Pubblicato il 05 Novembre 2025

Catania, 4 novembre 2025 – I gruppi consiliari del Movimento 5 Stelle e del Partito Democratico intervengono dopo le dichiarazioni del sindaco Trantino, pubblicate sul quotidiano La Sicilia, in merito al caos legato alla Fiera dei Morti e alla sua organizzazione presso l’area attigua all’aeroporto di Fontanarossa.

“Il sindaco parla di un’area non idonea, ma dimentica che è stato proprio lui ad autorizzare e a gestire quell’evento, detenendo su di sé le deleghe a Viabilità e Polizia Municipale” dichiarano congiuntamente Graziano Bonaccorsi, capogruppo del Movimento 5 Stelle, e Maurizio Caserta, capogruppo del Partito Democratico.

“Trantino finge di non sapere ciò che accade nella sua amministrazione, ma sta di fatto criticando se stesso. È un atteggiamento paradossale e imbarazzante: invece di assumersi le proprie responsabilità, rilascia interviste come se fosse un commentatore esterno.”

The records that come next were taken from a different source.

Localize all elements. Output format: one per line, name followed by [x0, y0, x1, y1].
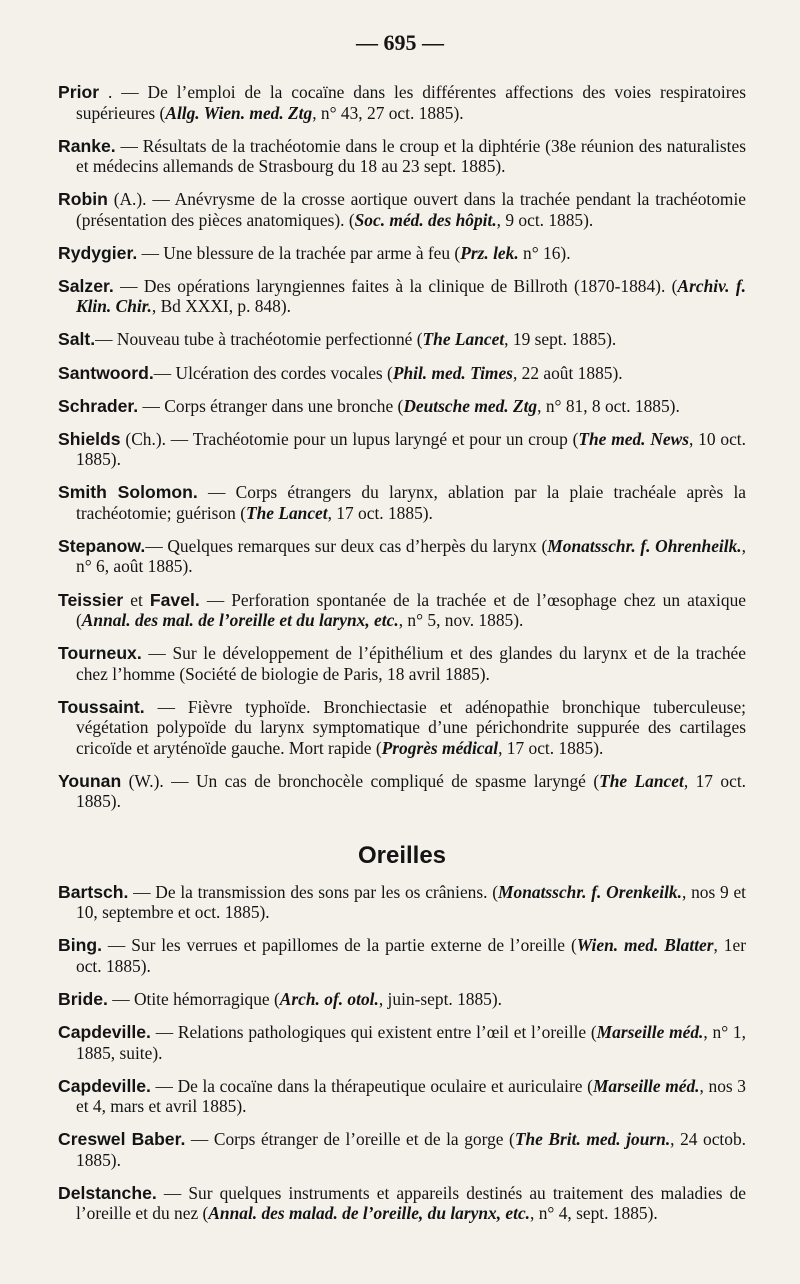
bibliography-entry	[58, 1183, 746, 1224]
entry-author: Toussaint.	[58, 696, 145, 717]
entry-text: , 19 sept. 1885).	[504, 329, 617, 350]
bibliography-entry	[58, 697, 746, 759]
entry-author: Creswel Baber.	[58, 1129, 186, 1150]
entry-source: Wien. med. Blatter	[576, 935, 714, 956]
entry-text: , n° 81, 8 oct. 1885).	[537, 395, 680, 416]
entry-author: Younan	[58, 770, 122, 791]
bibliography-oreilles-list	[58, 882, 746, 1224]
bibliography-entry	[58, 82, 746, 123]
bibliography-entry	[58, 429, 746, 470]
entry-author: Rydygier.	[58, 242, 138, 263]
entry-text: — Sur les verrues et papillomes de la partie externe de l’oreille (	[101, 935, 577, 956]
bibliography-entry	[58, 482, 746, 523]
bibliography-larynx-list	[58, 82, 746, 812]
entry-text: (Ch.). — Trachéotomie pour un lupus laryngé et pour un croup (	[120, 428, 579, 449]
entry-text: , 24 octob. 1885).	[76, 1129, 746, 1170]
entry-author: Bing.	[58, 935, 102, 956]
entry-author: Teissier	[58, 589, 124, 610]
bibliography-entry	[58, 363, 746, 384]
entry-text: — Sur le développement de l’épithélium et des glandes du larynx et de la trachée chez l’homme (Société de biologie de Paris, 18 avril 1885).	[76, 643, 746, 684]
entry-text: — Corps étranger de l’oreille et de la gorge (	[185, 1129, 515, 1150]
entry-text: , nos 9 et 10, septembre et oct. 1885).	[76, 881, 747, 923]
entry-author: Stepanow.	[58, 535, 146, 556]
entry-text: n° 16).	[518, 242, 571, 263]
entry-author: Shields	[58, 428, 121, 449]
entry-source: Prz. lek.	[460, 242, 519, 263]
entry-text: , n° 1, 1885, suite).	[76, 1022, 746, 1063]
entry-source: Annal. des mal. de l’oreille et du larynx, etc.	[81, 610, 399, 631]
entry-text: — Relations pathologiques qui existent entre l’œil et l’oreille (	[150, 1022, 597, 1043]
entry-source: Annal. des malad. de l’oreille, du larynx, etc.	[208, 1203, 531, 1224]
entry-author: Bartsch.	[58, 881, 129, 902]
entry-author: Schrader.	[58, 395, 139, 416]
entry-source: Phil. med. Times	[392, 362, 513, 383]
entry-text: , n° 6, août 1885).	[76, 535, 746, 577]
entry-source: Monatsschr. f. Ohrenheilk.	[547, 535, 742, 556]
entry-source: Deutsche med. Ztg	[403, 395, 538, 416]
entry-text: — Quelques remarques sur deux cas d’herpès du larynx (	[145, 535, 548, 556]
entry-author: Salt.	[58, 329, 96, 350]
bibliography-entry	[58, 396, 746, 417]
bibliography-entry	[58, 590, 746, 631]
entry-source: The Lancet	[245, 502, 328, 523]
entry-author: Delstanche.	[58, 1182, 157, 1203]
entry-text: , 17 oct. 1885).	[498, 737, 604, 758]
entry-text: , 22 août 1885).	[512, 362, 623, 383]
bibliography-entry	[58, 329, 746, 350]
entry-text: , nos 3 et 4, mars et avril 1885).	[76, 1075, 747, 1117]
entry-text: , juin-sept. 1885).	[378, 989, 503, 1009]
entry-source: The Lancet	[422, 329, 505, 350]
entry-text: (A.). — Anévrysme de la crosse aortique ouvert dans la trachée pendant la trachéotomie (présentation des pièces anatomiques). (	[76, 189, 746, 230]
entry-source: The Lancet	[599, 770, 684, 791]
entry-author: Bride.	[58, 989, 108, 1009]
bibliography-entry	[58, 989, 746, 1010]
bibliography-entry	[58, 189, 746, 230]
entry-text: et	[123, 589, 150, 610]
bibliography-entry	[58, 935, 746, 976]
entry-text: — Corps étranger dans une bronche (	[138, 395, 404, 416]
entry-text: — Fièvre typhoïde. Bronchiectasie et adénopathie bronchique tuberculeuse; végétation polypoïde du larynx symptomatique d’une périchondrite suppurée des cartilages cricoïde et aryténoïde gauche. Mort rapide (	[76, 696, 746, 758]
entry-source: Archiv. f. Klin. Chir.	[76, 275, 747, 317]
entry-author: Smith Solomon.	[58, 482, 198, 503]
bibliography-entry	[58, 1076, 746, 1117]
entry-text: , Bd XXXI, p. 848).	[151, 296, 292, 317]
bibliography-entry	[58, 243, 746, 264]
entry-text: , 10 oct. 1885).	[76, 428, 746, 470]
entry-source: The Brit. med. journ.	[514, 1129, 671, 1150]
entry-author: Ranke.	[58, 135, 116, 156]
entry-source: Allg. Wien. med. Ztg	[165, 102, 313, 123]
entry-source: Arch. of. otol.	[279, 989, 379, 1009]
entry-text: — Nouveau tube à trachéotomie perfectionné (	[95, 329, 423, 350]
entry-text: — Ulcération des cordes vocales (	[153, 362, 393, 383]
entry-text: — Otite hémorragique (	[107, 989, 280, 1009]
entry-author: Salzer.	[58, 275, 114, 296]
entry-text: , n° 4, sept. 1885).	[530, 1203, 658, 1224]
entry-text: (W.). — Un cas de bronchocèle compliqué de spasme laryngé (	[121, 770, 600, 791]
bibliography	[58, 82, 746, 1236]
entry-text: — De la transmission des sons par les os crâniens. (	[128, 881, 499, 902]
entry-author: Robin	[58, 189, 108, 210]
entry-author: Prior	[58, 82, 100, 102]
entry-text: , 1er oct. 1885).	[76, 935, 746, 976]
bibliography-entry	[58, 771, 746, 812]
entry-author: Capdeville.	[58, 1022, 151, 1043]
entry-text: — Perforation spontanée de la trachée et de l’œsophage chez un ataxique (	[76, 589, 747, 631]
section-heading-oreilles: Oreilles	[357, 841, 447, 869]
entry-author: Favel.	[149, 589, 200, 610]
entry-text: — Une blessure de la trachée par arme à feu (	[137, 242, 461, 263]
entry-text: — Résultats de la trachéotomie dans le croup et la diphtérie (38e réunion des naturalistes et médecins allemands de Strasbourg du 18 au 23 sept. 1885).	[76, 135, 746, 177]
entry-text: , n° 5, nov. 1885).	[398, 610, 524, 631]
entry-source: Monatsschr. f. Orenkeilk.	[498, 881, 682, 902]
entry-text: , n° 43, 27 oct. 1885).	[312, 102, 464, 123]
entry-text: — Sur quelques instruments et appareils destinés au traitement des maladies de l’oreille et du nez (	[76, 1182, 746, 1224]
entry-source: Progrès médical	[381, 737, 499, 758]
entry-text: — De la cocaïne dans la thérapeutique oculaire et auriculaire (	[150, 1075, 593, 1096]
bibliography-entry	[58, 1129, 746, 1170]
entry-text: . — De l’emploi de la cocaïne dans les différentes affections des voies respiratoires supérieures (	[76, 82, 746, 123]
entry-text: , 17 oct. 1885).	[76, 770, 747, 812]
bibliography-entry	[58, 276, 746, 317]
bibliography-entry	[58, 643, 746, 684]
entry-source: The med. News	[578, 428, 689, 449]
entry-source: Marseille méd.	[596, 1022, 704, 1043]
bibliography-entry	[58, 882, 746, 923]
entry-source: Soc. méd. des hôpit.	[354, 209, 497, 230]
bibliography-entry	[58, 136, 746, 177]
entry-text: , 9 oct. 1885).	[496, 209, 594, 230]
entry-text: — Des opérations laryngiennes faites à la clinique de Billroth (1870-1884). (	[113, 275, 678, 296]
entry-text: , 17 oct. 1885).	[327, 502, 433, 523]
entry-author: Santwoord.	[58, 362, 154, 383]
entry-text: — Corps étrangers du larynx, ablation par la plaie trachéale après la trachéotomie; guérison (	[76, 482, 746, 523]
bibliography-entry	[58, 1022, 746, 1063]
entry-author: Capdeville.	[58, 1075, 151, 1096]
bibliography-entry	[58, 536, 746, 577]
page-number: — 695 —	[356, 30, 444, 55]
entry-author: Tourneux.	[58, 643, 142, 664]
entry-source: Marseille méd.	[592, 1075, 700, 1096]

Importante sottolineare la gravità della gestione logistica e della sicurezza dell’evento, che ha generato un caos senza precedenti nel traffico cittadino, con auto bloccate per ore e passeggeri diretti in aeroporto costretti a proseguire a piedi per non perdere il volo.

“L’amministrazione non può limitarsi a dichiarare, a posteriori, che l’area non era idonea,” proseguono Bonaccorsi e Caserta.

“È compito del Comune verificare, attraverso i propri uffici, se esista un piano di safety e sicurezza adeguato prima di autorizzare un evento di simili dimensioni.

Parliamo di una zona che può accogliere oltre 20.000 veicoli, a pochissima distanza da un aeroporto internazionale. In caso di calamità, terremoto o incendio, le conseguenze sarebbero potute essere gravissime.

Come si può gestire un evento di questa portata senza una pianificazione preventiva seria e senza valutare i rischi connessi alla sicurezza pubblica?”

Questa vicenda conferma la crisi politica e amministrativa in corso a Palazzo degli Elefanti: gestire 5 deleghe produce questi effetti e se oggi il sindaco afferma che l’area non era idonea, significa che ammette il fallimento della propria gestione.

Trantino dovrebbe avere il buon senso di fermarsi, riflettere e ammettere i propri errori, invece di rilasciare dichiarazioni autoassolutorie. La città merita serietà, non propaganda.

I gruppi consiliari del Movimento 5 Stelle e del Partito Democratico.